Assuming 1 mol gas at 20 °C is 24 L (“Data analysis” section) and that a complete microbial catalyzed reaction can be expressed by generating 3 mol of CH4 and 3 mol of CO2, the accumulated gas in overpressure in the microcosm was 0.553 L at day 230 of incubation, which required 0.69 g organic matter as glucose. Overall, approximately 60 % of 15 g of TS biosolids (i.e., 9 g) was organic matter; thus, 7.68 % TOM was degraded under flooded anaerobic conditions in the microcosm experiment. If the same approach is used to analyze data from a previous unsaturated anaerobic study conducted by Jia et al. (2014), it can be calculated that 25.5 % of TOM in the biosolids was degraded during the 230-day unsaturated-anaerobic incubation period. The value shown here is slightly lower (2.3 %) than that reported in Jia et al. (2014), where 22 L/mol was assumed.

A much lower amount of accumulated gas was recorded for the flooded anaerobic batch (under saturated conditions) in the present study relative to the previous unsaturated anaerobic experiment (Jia et al. 2014) at the same incubation temperature 20 − 22 °C. These findings imply that the increased amount of water filled pores, inhibiting biodegradation of biosolids, similar to the mechanism observed in soil (Khalil and Baggs 2005). These results indicate that the investigated method has potential for widespread application since a slower degradation process can prolong the lifetime of the biosolids when they are used as sealing material over tailings.
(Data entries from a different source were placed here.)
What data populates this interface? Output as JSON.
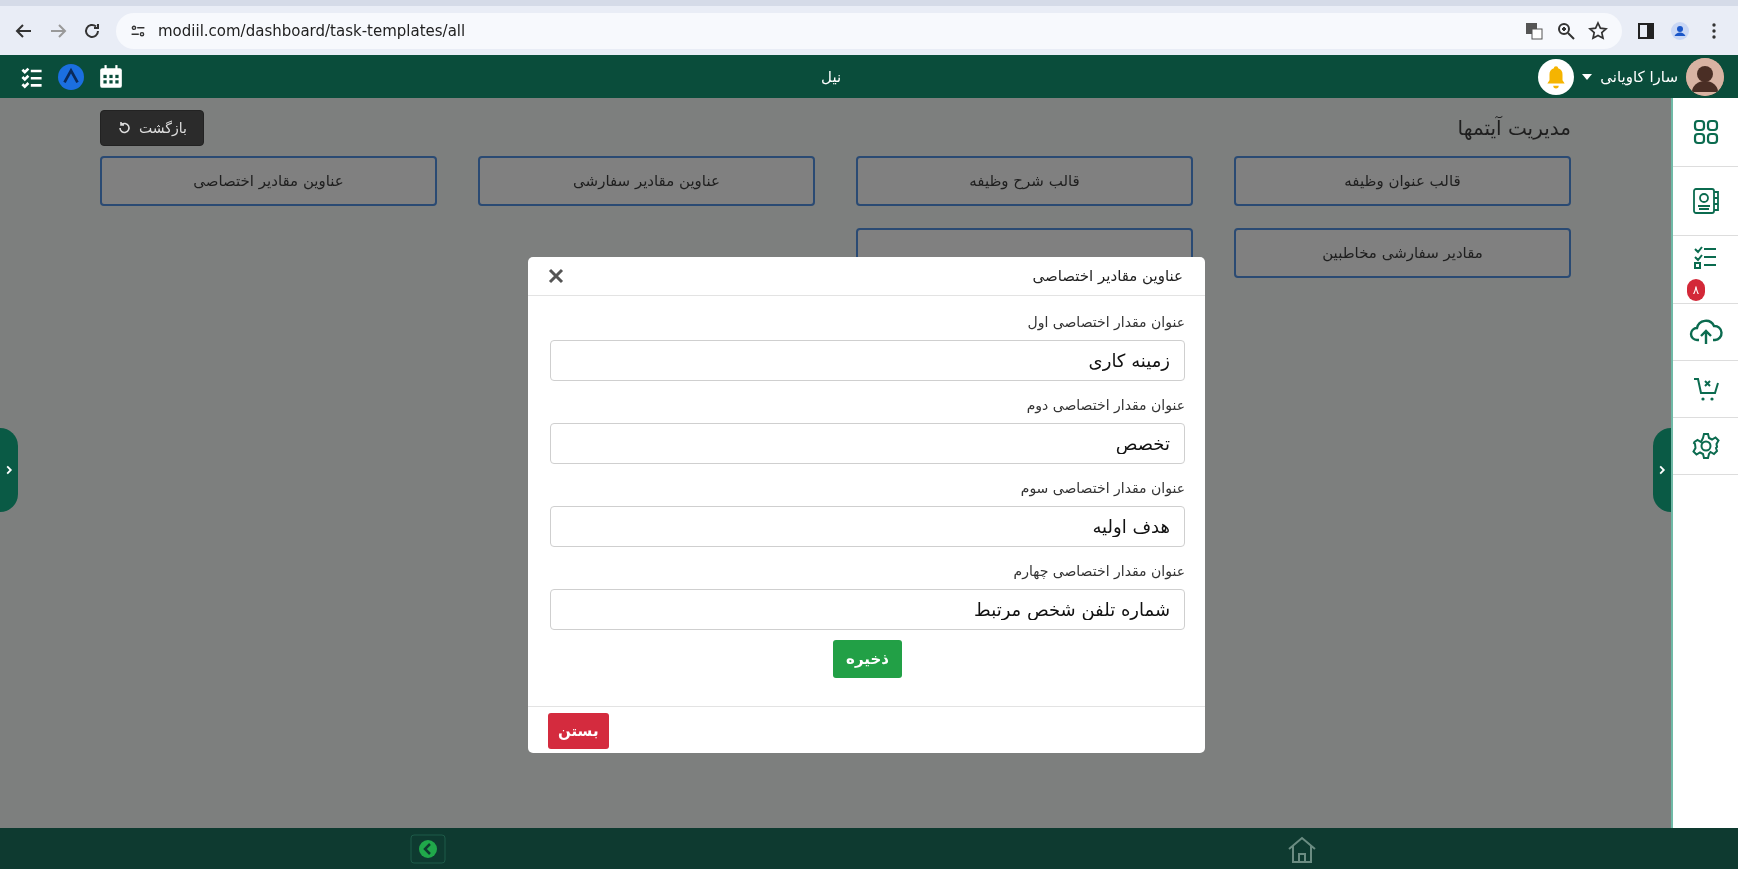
{
  "browser": {
    "url": "modiil.com/dashboard/task-templates/all"
  },
  "header": {
    "title": "نیل",
    "user_name": "سارا کاویانی"
  },
  "page": {
    "title": "مدیریت آیتمها",
    "back_button": "بازگشت",
    "items": [
      "قالب عنوان وظیفه",
      "قالب شرح وظیفه",
      "عناوین مقادیر سفارشی",
      "عناوین مقادیر اختصاصی",
      "مقادیر سفارشی مخاطبین"
    ]
  },
  "sidebar": {
    "badge": "۸"
  },
  "modal": {
    "title": "عناوین مقادیر اختصاصی",
    "fields": [
      {
        "label": "عنوان مقدار اختصاصی اول",
        "value": "زمینه کاری"
      },
      {
        "label": "عنوان مقدار اختصاصی دوم",
        "value": "تخصص"
      },
      {
        "label": "عنوان مقدار اختصاصی سوم",
        "value": "هدف اولیه"
      },
      {
        "label": "عنوان مقدار اختصاصی چهارم",
        "value": "شماره تلفن شخص مرتبط"
      }
    ],
    "save_button": "ذخیره",
    "close_button": "بستن"
  }
}
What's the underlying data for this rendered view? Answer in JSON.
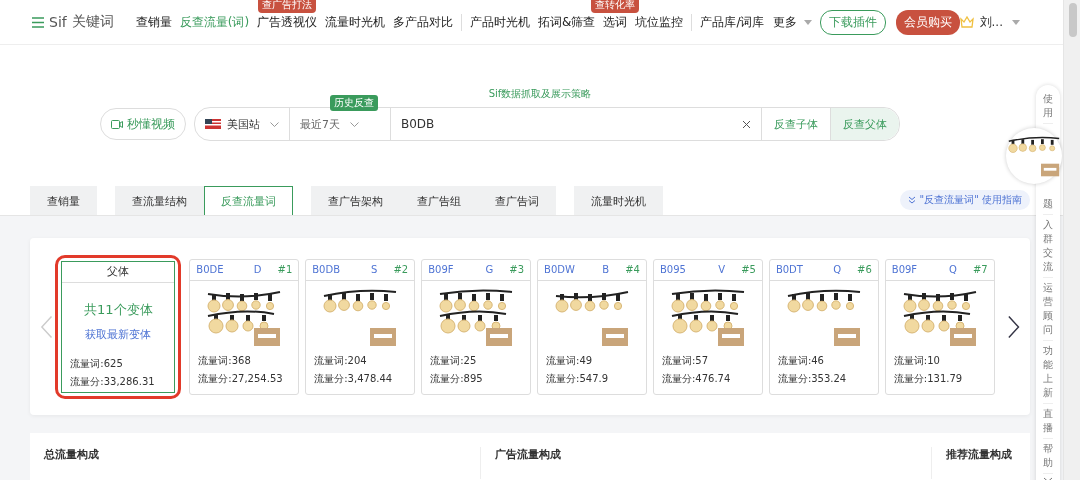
{
  "nav": {
    "logo": "Sif",
    "logo_sub": "关键词",
    "items": [
      {
        "label": "查销量",
        "selected": false
      },
      {
        "label": "反查流量(词)",
        "selected": true
      },
      {
        "label": "广告透视仪",
        "selected": false,
        "badge": "查广告打法"
      },
      {
        "label": "流量时光机",
        "selected": false
      },
      {
        "label": "多产品对比",
        "selected": false
      },
      {
        "label": "产品时光机",
        "selected": false,
        "divider": true
      },
      {
        "label": "拓词&筛查",
        "selected": false
      },
      {
        "label": "选词",
        "selected": false,
        "badge": "查转化率"
      },
      {
        "label": "坑位监控",
        "selected": false
      },
      {
        "label": "产品库/词库",
        "selected": false,
        "divider": true
      },
      {
        "label": "更多",
        "selected": false,
        "dropdown": true
      }
    ],
    "download": "下载插件",
    "buy": "会员购买",
    "user": "刘..."
  },
  "search": {
    "subtitle": "Sif数据抓取及展示策略",
    "video": "秒懂视频",
    "site": "美国站",
    "period": "最近7天",
    "history_badge": "历史反查",
    "value": "B0DB",
    "child_btn": "反查子体",
    "parent_btn": "反查父体"
  },
  "tabs": [
    {
      "label": "查销量",
      "selected": false
    },
    {
      "label": "查流量结构",
      "selected": false
    },
    {
      "label": "反查流量词",
      "selected": true
    },
    {
      "label": "查广告架构",
      "selected": false
    },
    {
      "label": "查广告组",
      "selected": false
    },
    {
      "label": "查广告词",
      "selected": false
    },
    {
      "label": "流量时光机",
      "selected": false
    }
  ],
  "guide": "\"反查流量词\" 使用指南",
  "parent": {
    "title": "父体",
    "count": "共11个变体",
    "link": "获取最新变体",
    "words": "流量词:625",
    "score": "流量分:33,286.31"
  },
  "variants": [
    {
      "code": "B0DE",
      "code_end": "D",
      "rank": "#1",
      "words": "流量词:368",
      "score": "流量分:27,254.53"
    },
    {
      "code": "B0DB",
      "code_end": "S",
      "rank": "#2",
      "words": "流量词:204",
      "score": "流量分:3,478.44"
    },
    {
      "code": "B09F",
      "code_end": "G",
      "rank": "#3",
      "words": "流量词:25",
      "score": "流量分:895"
    },
    {
      "code": "B0DW",
      "code_end": "B",
      "rank": "#4",
      "words": "流量词:49",
      "score": "流量分:547.9"
    },
    {
      "code": "B095",
      "code_end": "V",
      "rank": "#5",
      "words": "流量词:57",
      "score": "流量分:476.74"
    },
    {
      "code": "B0DT",
      "code_end": "Q",
      "rank": "#6",
      "words": "流量词:46",
      "score": "流量分:353.24"
    },
    {
      "code": "B09F",
      "code_end": "Q",
      "rank": "#7",
      "words": "流量词:10",
      "score": "流量分:131.79"
    }
  ],
  "sections": [
    "总流量构成",
    "广告流量构成",
    "推荐流量构成"
  ],
  "side": [
    "使用",
    "题",
    "入群交流",
    "运营顾问",
    "功能上新",
    "直播",
    "帮助"
  ]
}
Moreover, if the tailings covered by the biosolids are stored under water (in lakes, such as wet cover material) or under saturated conditions in non-flooded conditions, the oxygen diffusion to the tailings can also be greatly reduced. Alternatively, CH4 may be oxidized before the dissolved O2 is depleted in the liquid phase. Thus the oxidization of the tailings can also be mitigated.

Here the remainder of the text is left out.